Female Sexual Dysfunction: Assessment and Treatment

Heather Dahlen, BSN, RN


Urol Nurs. 2019;39(1):39-46. 

In This Article

Abstract and Introduction


Approximately 40% of women experience some type of sexual problem over their lifetimes (Kingsberg & Woodard, 2015). Female sexual dysfunction (FSD) affects almost half of the women in the United States, yet is underdiagnosed and undertreated. This article examines female sexuality from a historical perspective, the Diagnostic and Statistical Manual of Mental Disorders (American Psychiatric Association, 2013) terminology, and the assessment and treatment of FSD. Since women with urogenital signs and symptoms seek urological services, it is essential for urologic nurses and associates to familiarize themselves with how to empower women with FSD.


Female sexual dysfunction (FSD) is broadly defined as the various ways in which a female is unable to participate in a sexual relationship as she wishes. "Sexual response is a psychosomatic process, and both psychological and somatic processes are usually involved in the causation of sexual dysfunction" (World Health Organization, 2004, p. F52). FSD, a growing problem over decades, negatively affects self-esteem, well-being, and quality of life among women and their partners. FSD has prevalence ranging from 38% to 63% (Jaafarpour, Khani, Khajavikhan, & Suhrabi, 2013), and for women 65 to 79 years old, is as high as 88% with higher rates noted among partnered versus unpartnered women (23.7% vs 5.9%) (Zeleke, Bell, Billah, & Davis, 2017).

Normal sexual functioning is coordinated by the neurological, vascular, and endocrine systems. In addition to biological factors, religious beliefs, health status, personal experiences, ethnicity, and social-demographic conditions also play roles (Avasthi, Grover, & Rao, 2017).
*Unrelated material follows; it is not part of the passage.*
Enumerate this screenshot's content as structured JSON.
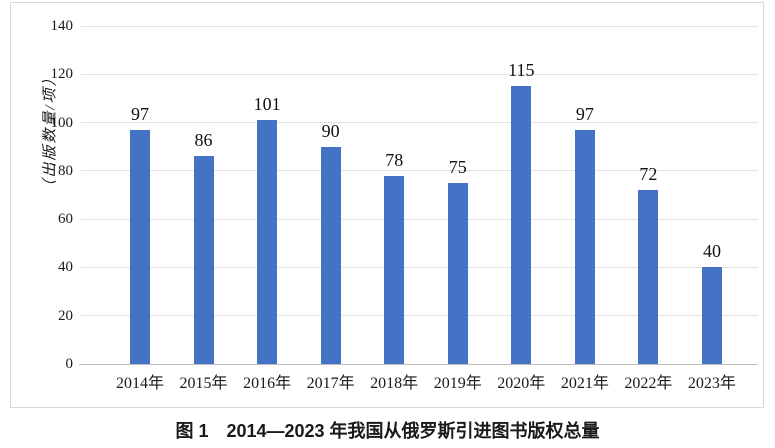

Affecting both the women's physiological and psychological wellness, FSD requires a detailed screening history and full physical examination (Dawson, Shah, Rinko, Veselis, & Whitmore, 2017). FSD is under-reported and undertreated, likely because clinicians lack the understanding about how to assess sexual function. A study of primary healthcare physicians found they frequently fail to diagnose and treat FSD or even discuss the issue with their patients (Wimberly, Hogben, Moore-Ruffin, Moore, & Fry-Johnson, 2006). Since women with FSD often have coexisting urologic signs and symptoms, it is essential that urologic practices have processes for assessing sexual function and providing treatment options, or establishing referral patterns for treatment.